In 2021, after more than fifteen years without results, the police issued a call for witnesses.

== Suspects ==

- Prowler

For a time, the investigation focused on a homeless prowler, but without conclusive follow-up.

- Stéphane Moitoiret

The justice system evaluated the possibility that Stéphane Moitoiret, the murderer of little Valentin Crémault, is responsible for the crime.

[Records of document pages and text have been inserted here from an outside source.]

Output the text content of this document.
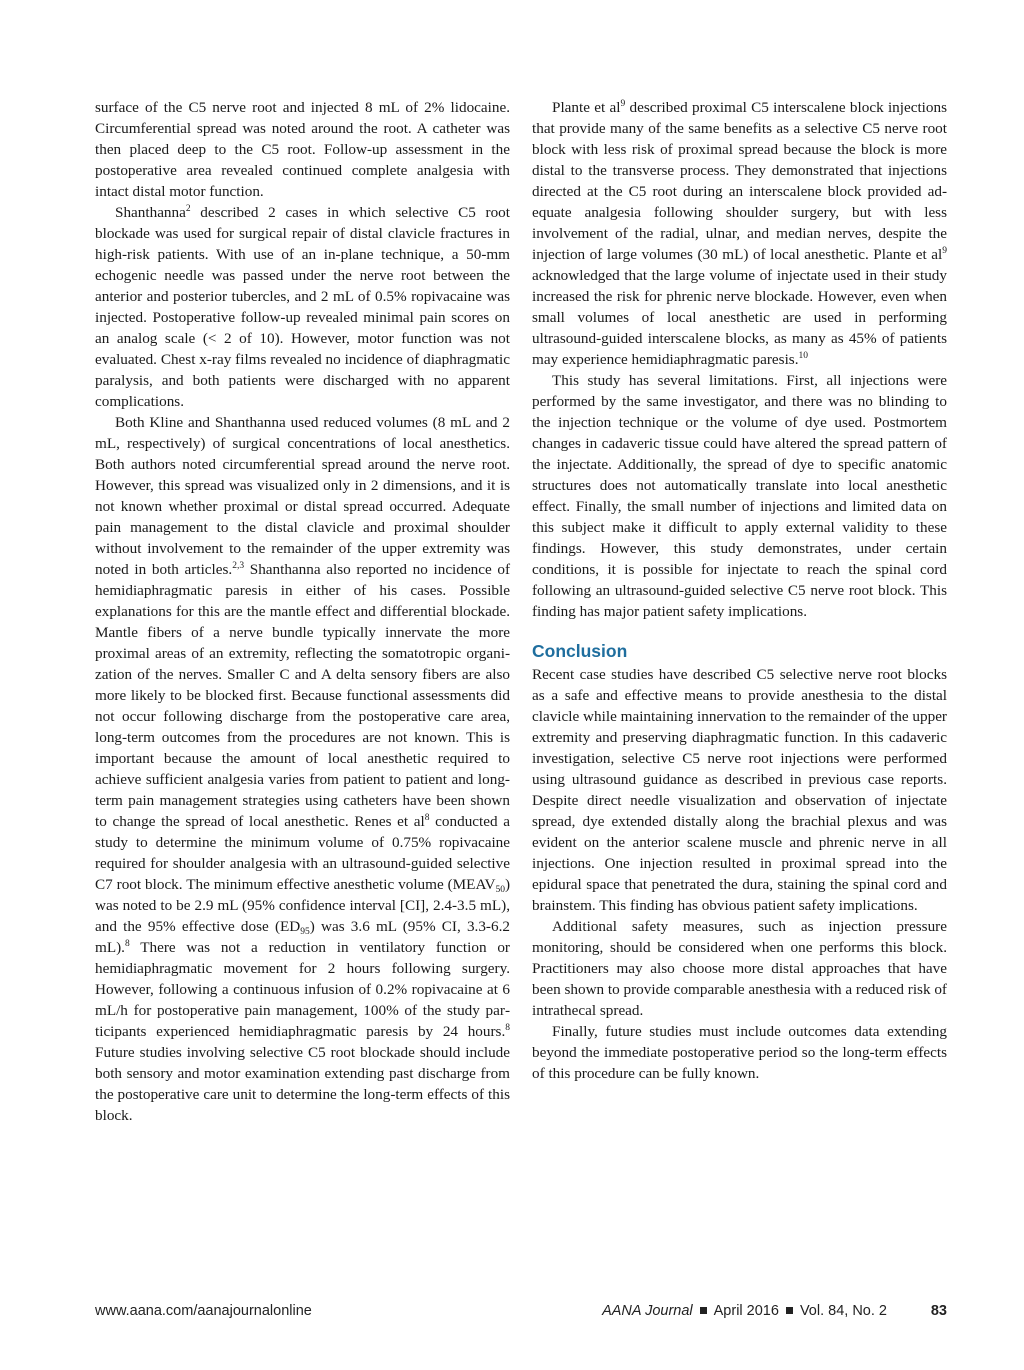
surface of the C5 nerve root and injected 8 mL of 2% lidocaine. Circumferential spread was noted around the root. A catheter was then placed deep to the C5 root. Follow-up assessment in the postoperative area revealed continued complete analgesia with intact distal motor function.

Shanthanna$^2$ described 2 cases in which selective C5 root blockade was used for surgical repair of distal clavicle fractures in high-risk patients. With use of an in-plane technique, a 50-mm echogenic needle was passed under the nerve root between the anterior and posterior tubercles, and 2 mL of 0.5% ropivacaine was injected. Postoperative follow-up revealed minimal pain scores on an analog scale (< 2 of 10). However, motor function was not evaluated. Chest x-ray films revealed no incidence of diaphragmatic paralysis, and both patients were discharged with no apparent complications.

Both Kline and Shanthanna used reduced volumes (8 mL and 2 mL, respectively) of surgical concentrations of local anesthetics. Both authors noted circumferential spread around the nerve root. However, this spread was visualized only in 2 dimensions, and it is not known whether proximal or distal spread occurred. Adequate pain management to the distal clavicle and proximal shoulder without involvement to the remainder of the upper extremity was noted in both articles.$^{2,3}$ Shanthanna also reported no incidence of hemidiaphragmatic paresis in either of his cases. Possible explanations for this are the mantle effect and differential blockade. Mantle fibers of a nerve bundle typically innervate the more proximal areas of an extremity, reflecting the somatotropic organization of the nerves. Smaller C and A delta sensory fibers are also more likely to be blocked first. Because functional assessments did not occur following discharge from the postoperative care area, long-term outcomes from the procedures are not known. This is important because the amount of local anesthetic required to achieve sufficient analgesia varies from patient to patient and long-term pain management strategies using catheters have been shown to change the spread of local anesthetic. Renes et $al^8$ conducted a study to determine the minimum volume of 0.75% ropivacaine required for shoulder analgesia with an ultrasound-guided selective C7 root block. The minimum effective anesthetic volume $(MEAV_{50})$ was noted to be 2.9 mL (95% confidence interval [CI], 2.4-3.5 mL), and the 95% effective dose $(ED_{95})$ was 3.6 mL (95% CI, 3.3-6.2 mL).$^8$ There was not a reduction in ventilatory function or hemidiaphragmatic movement for 2 hours following surgery. However, following a continuous infusion of 0.2% ropivacaine at 6 mL/h for postoperative pain management, 100% of the study participants experienced hemidiaphragmatic paresis by 24 hours.$^8$ Future studies involving selective C5 root blockade should include both sensory and motor examination extending past discharge from the postoperative care unit to determine the long-term effects of this block.

Plante et $al^9$ described proximal C5 interscalene block injections that provide many of the same benefits as a selective C5 nerve root block with less risk of proximal spread because the block is more distal to the transverse process. They demonstrated that injections directed at the C5 root during an interscalene block provided adequate analgesia following shoulder surgery, but with less involvement of the radial, ulnar, and median nerves, despite the injection of large volumes (30 mL) of local anesthetic. Plante et $al^9$ acknowledged that the large volume of injectate used in their study increased the risk for phrenic nerve blockade. However, even when small volumes of local anesthetic are used in performing ultrasound-guided interscalene blocks, as many as 45% of patients may experience hemidiaphragmatic paresis.$^{10}$

This study has several limitations. First, all injections were performed by the same investigator, and there was no blinding to the injection technique or the volume of dye used. Postmortem changes in cadaveric tissue could have altered the spread pattern of the injectate. Additionally, the spread of dye to specific anatomic structures does not automatically translate into local anesthetic effect. Finally, the small number of injections and limited data on this subject make it difficult to apply external validity to these findings. However, this study demonstrates, under certain conditions, it is possible for injectate to reach the spinal cord following an ultrasound-guided selective C5 nerve root block. This finding has major patient safety implications.

Conclusion

Recent case studies have described C5 selective nerve root blocks as a safe and effective means to provide anesthesia to the distal clavicle while maintaining innervation to the remainder of the upper extremity and preserving diaphragmatic function. In this cadaveric investigation, selective C5 nerve root injections were performed using ultrasound guidance as described in previous case reports. Despite direct needle visualization and observation of injectate spread, dye extended distally along the brachial plexus and was evident on the anterior scalene muscle and phrenic nerve in all injections. One injection resulted in proximal spread into the epidural space that penetrated the dura, staining the spinal cord and brainstem. This finding has obvious patient safety implications.

Additional safety measures, such as injection pressure monitoring, should be considered when one performs this block. Practitioners may also choose more distal approaches that have been shown to provide comparable anesthesia with a reduced risk of intrathecal spread.

Finally, future studies must include outcomes data extending beyond the immediate postoperative period so the long-term effects of this procedure can be fully known.

www.aana.com/aanajournalonline	AANA Journal April 2016 Vol. 84, No. 2	83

In December 2020, a testimony is published in the regional daily Le Progrès: a witness indicates having crossed paths with the couple Stéphane Moitoiret / Noëlla Hego, on 11 October 2005, 400 metres as the crow flies from the Boisseranc house. A few days later, a second witness came forward and confirmed having met the Moitoiret couple in Morancé, a village near Chazay-d'Azergues, on the morning of the murder. These two testimonies prompted investigators to look into the potential involvement of the Moitoiret couple in the commission of this crime. In March 2021, a call for witnesses was issued by the central management of the judicial police in order to find other witnesses who could have seen the couple at that time.

- Ex-boyfriend

Ludovic Pierrefeu, a former boyfriend, was long suspected, but due to insufficient evidence, he was placed under assisted witness status in 2014.

== Investigation ==
In twenty years, the case has grown to more than thirty-two volumes with the involvement of several magistrates. Several procedural missteps have taken place or been narrowly avoided. The father of the victim, Eric Boisseranc is an advocate for justice for his daughter.